In the USA, Capri Sun was with its juice drinks at the forefront to introduce the stand-up pouch in the 1980s. But it wasn’t until the turn of the century, when the patent of the Doyen Brothers expired that stand-up pouches as we know them today truly established a strong market presence and made a major market impact by replacing other types of containers.
Of course the stand-up pouch, DoyPack as it was originally named, Doyne-style stand-up pouch, a bottom-gusset stand-up pouch or flexible can or flexible bottle as enthusiasts like to call it, evolved over the years, as the original DoyPack had various shortcomings, which had to be solved to meet the explosion of innovations in materials, printing techniques and manufacturing of fitments, like spouts, built-in straws, zippers etc.
Speaking in general terms there are two shortcomings in the Doyen style pouches.x One is that, because the DoyPack body tapers from the circular bottom to the flat lined top and is fabricated from two flat sheets, the pouch when partly full, or better still, half empty tends to cause the top of the pouch to fold over, rather than stand erect, due to the weight of the fitment.
The second shortcoming is the difficulty in adding a fitment, other then a zipper, to a DoyPack pouch and to many other pouch designs as well. Due to fitment sealing methods and the construction of the stand-up pouch, the fitment must be of the “canoe” style to create a joint that can be reliably sealed. The canoe type of fitment is an attempt to minimize the change in direction of pouch material as it comes into contact with the fitment, and in doing so, improve the integrity of the joint where the two sides of the pouch come together at the fitment. However, even the use of a canoe shaped fitment does not completely solve the difficulties in sealing a fitment into a stand-up pouch, what many a designer brought to the decision to locate the fitment in the front of the packaging. Some recent developments show the introduction of a gusset at the top of the pouch to create a flat surface for the spout fitment.

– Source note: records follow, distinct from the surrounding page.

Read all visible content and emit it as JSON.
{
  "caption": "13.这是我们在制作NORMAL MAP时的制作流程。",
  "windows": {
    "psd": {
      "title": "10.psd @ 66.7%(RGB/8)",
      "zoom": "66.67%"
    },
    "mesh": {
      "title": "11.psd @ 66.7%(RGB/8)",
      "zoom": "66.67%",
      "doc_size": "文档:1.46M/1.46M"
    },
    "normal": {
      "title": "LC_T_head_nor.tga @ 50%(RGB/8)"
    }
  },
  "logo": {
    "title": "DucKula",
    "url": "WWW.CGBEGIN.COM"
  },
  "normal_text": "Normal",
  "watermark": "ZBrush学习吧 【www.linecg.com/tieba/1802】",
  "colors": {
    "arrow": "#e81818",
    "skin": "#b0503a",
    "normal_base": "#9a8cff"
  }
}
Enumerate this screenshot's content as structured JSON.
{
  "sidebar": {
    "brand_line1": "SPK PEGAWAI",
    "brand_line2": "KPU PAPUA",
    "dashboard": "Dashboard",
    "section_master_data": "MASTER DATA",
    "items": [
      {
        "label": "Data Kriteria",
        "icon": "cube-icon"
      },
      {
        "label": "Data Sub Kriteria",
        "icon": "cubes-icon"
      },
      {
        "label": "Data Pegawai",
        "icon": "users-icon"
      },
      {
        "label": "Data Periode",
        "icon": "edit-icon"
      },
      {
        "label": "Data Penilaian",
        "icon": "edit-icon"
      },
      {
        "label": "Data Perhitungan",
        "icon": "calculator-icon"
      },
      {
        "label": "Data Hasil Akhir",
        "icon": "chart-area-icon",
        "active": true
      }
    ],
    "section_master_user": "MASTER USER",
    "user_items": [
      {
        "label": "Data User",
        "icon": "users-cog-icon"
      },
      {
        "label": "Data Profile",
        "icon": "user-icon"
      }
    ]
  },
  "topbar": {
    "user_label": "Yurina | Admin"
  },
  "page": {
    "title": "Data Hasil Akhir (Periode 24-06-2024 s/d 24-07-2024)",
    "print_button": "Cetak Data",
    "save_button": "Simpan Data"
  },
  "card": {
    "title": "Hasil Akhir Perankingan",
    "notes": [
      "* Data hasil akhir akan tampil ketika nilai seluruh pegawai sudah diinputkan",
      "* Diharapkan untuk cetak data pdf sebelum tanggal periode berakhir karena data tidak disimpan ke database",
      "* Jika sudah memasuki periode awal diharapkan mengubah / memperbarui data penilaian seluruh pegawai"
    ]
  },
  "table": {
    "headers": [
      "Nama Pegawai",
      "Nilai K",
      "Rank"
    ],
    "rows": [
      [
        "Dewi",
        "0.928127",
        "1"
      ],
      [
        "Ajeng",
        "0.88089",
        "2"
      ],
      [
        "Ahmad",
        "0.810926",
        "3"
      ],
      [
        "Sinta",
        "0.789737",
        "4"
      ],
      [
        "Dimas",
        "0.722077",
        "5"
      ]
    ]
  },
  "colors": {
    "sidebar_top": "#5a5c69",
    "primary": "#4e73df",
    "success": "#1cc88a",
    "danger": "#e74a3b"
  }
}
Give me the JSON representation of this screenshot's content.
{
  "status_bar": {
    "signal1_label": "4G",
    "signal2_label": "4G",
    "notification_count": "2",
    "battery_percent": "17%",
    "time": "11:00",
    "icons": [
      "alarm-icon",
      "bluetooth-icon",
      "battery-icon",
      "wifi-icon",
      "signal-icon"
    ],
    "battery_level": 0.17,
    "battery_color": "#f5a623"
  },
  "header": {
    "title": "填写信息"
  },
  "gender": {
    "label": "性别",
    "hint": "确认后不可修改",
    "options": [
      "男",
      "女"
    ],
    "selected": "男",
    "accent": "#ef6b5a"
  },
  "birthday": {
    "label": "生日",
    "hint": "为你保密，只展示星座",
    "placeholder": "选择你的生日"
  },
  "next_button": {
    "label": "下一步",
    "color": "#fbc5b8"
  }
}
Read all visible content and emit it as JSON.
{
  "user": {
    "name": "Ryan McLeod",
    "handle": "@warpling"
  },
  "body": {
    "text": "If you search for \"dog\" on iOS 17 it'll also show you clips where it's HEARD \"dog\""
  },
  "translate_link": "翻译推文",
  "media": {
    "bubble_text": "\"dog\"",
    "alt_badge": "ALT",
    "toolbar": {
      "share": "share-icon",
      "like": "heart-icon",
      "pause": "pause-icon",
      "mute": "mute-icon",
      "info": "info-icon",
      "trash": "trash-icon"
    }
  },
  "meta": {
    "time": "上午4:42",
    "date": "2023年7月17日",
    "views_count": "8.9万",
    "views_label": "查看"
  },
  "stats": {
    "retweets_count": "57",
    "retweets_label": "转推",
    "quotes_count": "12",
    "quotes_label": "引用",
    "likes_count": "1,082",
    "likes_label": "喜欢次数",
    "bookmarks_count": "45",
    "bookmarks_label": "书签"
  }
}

In the next post we shall take a look at some stand-up pouches which feature in one way or another a speciality. There are innumerable ways to design original stand-up pouches using the ultimate in technology to accentuate the brand’s presence on the shelves. Keep in mind that more than two thirds of purchasing decisions are made in the aisle. The competition is decided then and there by what the consumer favours, and it is on the shelves that the brand must make the impact. The only problem is, as it is often in the packaging world, the application of revolutionary technologies and/or material compositions, isn’t always recognised or even recognisable by the consumer.